Eventually, Wilkins started stealing cars.

One fateful night he was arrested and served 8 months in a juvenile detention center. The harsh reality of that experience, he says, shook him to his core, steered him away from crime, and kickstarted his journey as an artist with a revolutionary perspective.

He started to capture images of history-making moments through his lens. His subjects became some of the most influential Black organizers and activists of the time.

“When I was in detention, I noticed how segregated the place was and I spearheaded a movement on the part of Black inmates against those who were holding us, to end segregation in the pen. That was 1963. After I was released and returned to the street, the Watts rebellion jumped off. That was the cauldron that helped me develop a revolutionary consciousness and decide to become a part of a movement to fight the system and do this for the rest of my life.”


In 1967, Wilkins joined the Student Nonviolent Coordinating Committee (SNCC) after that group began to embrace the principles of the Black power movement, he told California Black Media.

During his time with SNCC, Wilkins met a professional photographer within the organization. He began to learn more about photography. This chance meeting planted a seed of inspiration within him to capture images of the growing movement he was observing and in which he was participating.

“There is a saying ‘seeing is believing’. I could tell you something but in the back of your mind you would think I’m just talking. But if I show you the image, the picture makes it very plain. That is the power of photography.”

Wilkins’ book chronicles his life story through a diverse collection of photographs, capturing his encounters with historic Black organizers in the liberation movement and his travels to Africa. However, his most prized photo is of 5 Black girls sitting on the porch of the Pyramid Housing Projects in Cairo, Illinois in 1972.

The housing project had been under attack by White supremacists in the area.

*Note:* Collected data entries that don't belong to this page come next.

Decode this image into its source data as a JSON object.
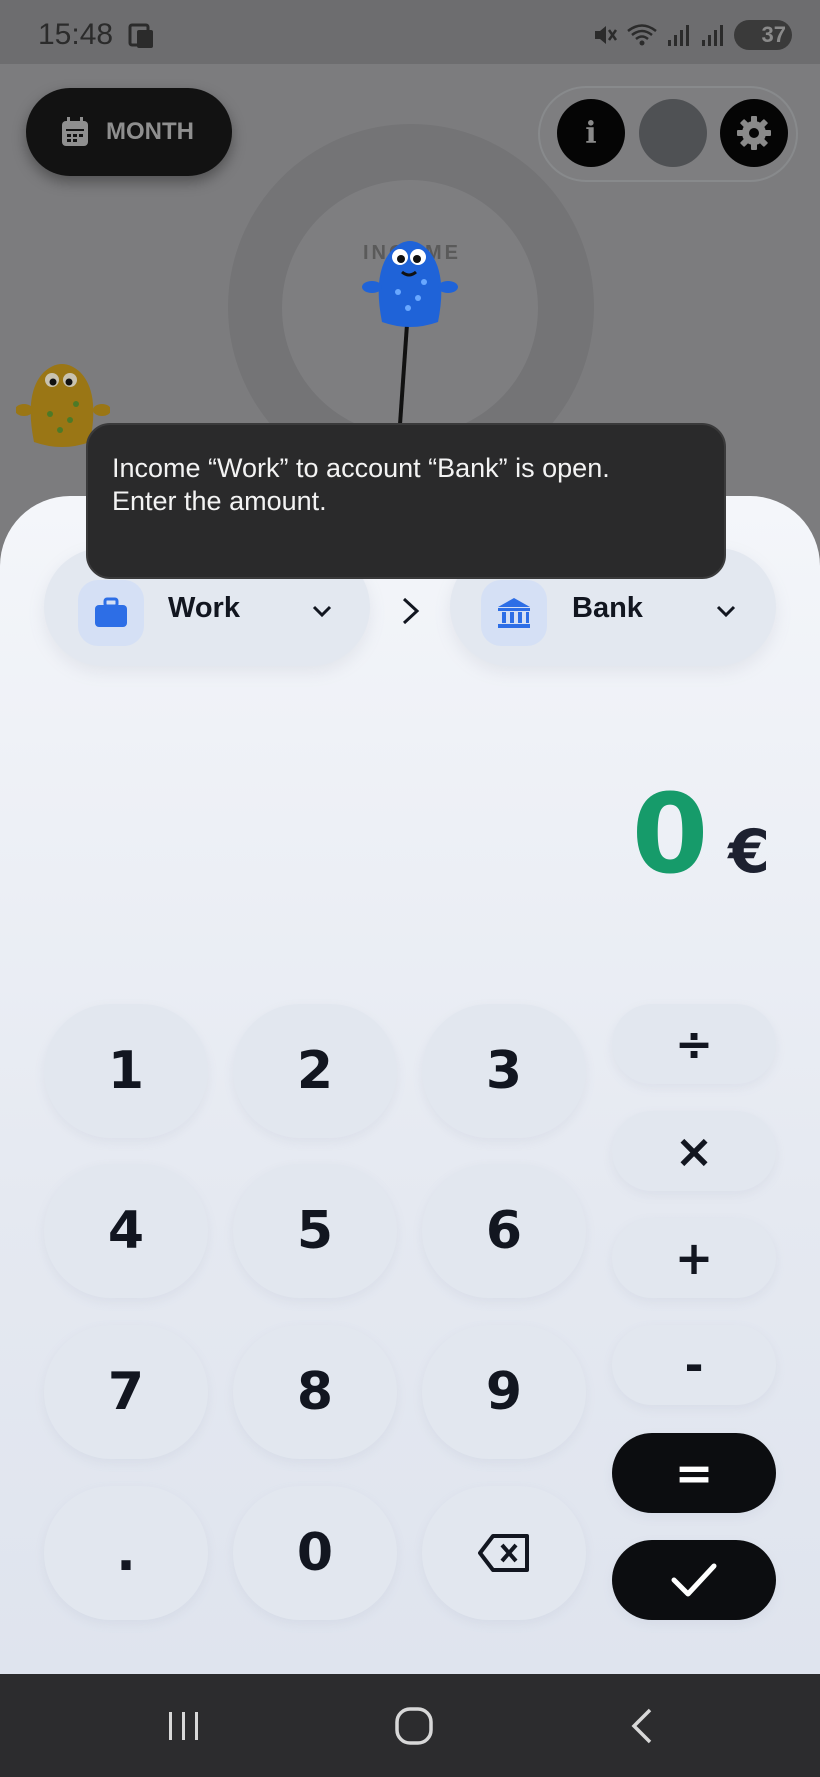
{
  "status_bar": {
    "time": "15:48",
    "battery": "37",
    "icons": [
      "phone-screen-icon",
      "mute-icon",
      "wifi-icon",
      "signal-icon",
      "signal-icon",
      "battery-icon"
    ]
  },
  "header": {
    "period_label": "MONTH",
    "info_label": "i",
    "gauge_label": "INCOME"
  },
  "toast": {
    "line1": "Income “Work” to account “Bank” is open.",
    "line2": "Enter the amount."
  },
  "transaction": {
    "from": {
      "label": "Work",
      "icon": "briefcase-icon"
    },
    "separator": "chevron-right-icon",
    "to": {
      "label": "Bank",
      "icon": "bank-icon"
    }
  },
  "amount": {
    "value": "0",
    "currency": "€"
  },
  "keypad": {
    "k1": "1",
    "k2": "2",
    "k3": "3",
    "k4": "4",
    "k5": "5",
    "k6": "6",
    "k7": "7",
    "k8": "8",
    "k9": "9",
    "dot": ".",
    "k0": "0",
    "backspace": "backspace-icon",
    "divide": "÷",
    "multiply": "×",
    "plus": "+",
    "minus": "-",
    "equals": "=",
    "confirm": "check-icon"
  },
  "nav_bar": {
    "icons": [
      "recent-apps-icon",
      "home-icon",
      "back-icon"
    ]
  },
  "colors": {
    "amount_green": "#169b6a",
    "accent_blue": "#2d6ee6",
    "dark": "#0c0d10"
  }
}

Wilkins traveled to Illinois to serve as an armed patrolmen tasked with protecting the residents.

Additionally, Wilkins photographed Nina Simone, who was invited to lead a protest march through the heart of downtown, where White business owners were refusing to hire Black employees.

“One morning walking home from patrol, I ran across these five black girls sitting on a step after a night of enduring all of this gunfire. I saw them and said, ‘don’t move.’ I think it was the best picture I ever took. It captured so much feeling. Their facial expressions. Their spirits were still intact. They had a quiet courage that their bodies reverberated with. They could see hope in the future, even though they had endured a night of this intense gunfire.”

Wilkins’ hope is that his book will uplift the spirit of the young revolutionaries he photographed and inspire others to recognize that the struggle is not over. He also hopes it will remind young people that they can aspire to the same heights of passion, intelligence, and bravery that define the lives of the heroes depicted in his photos.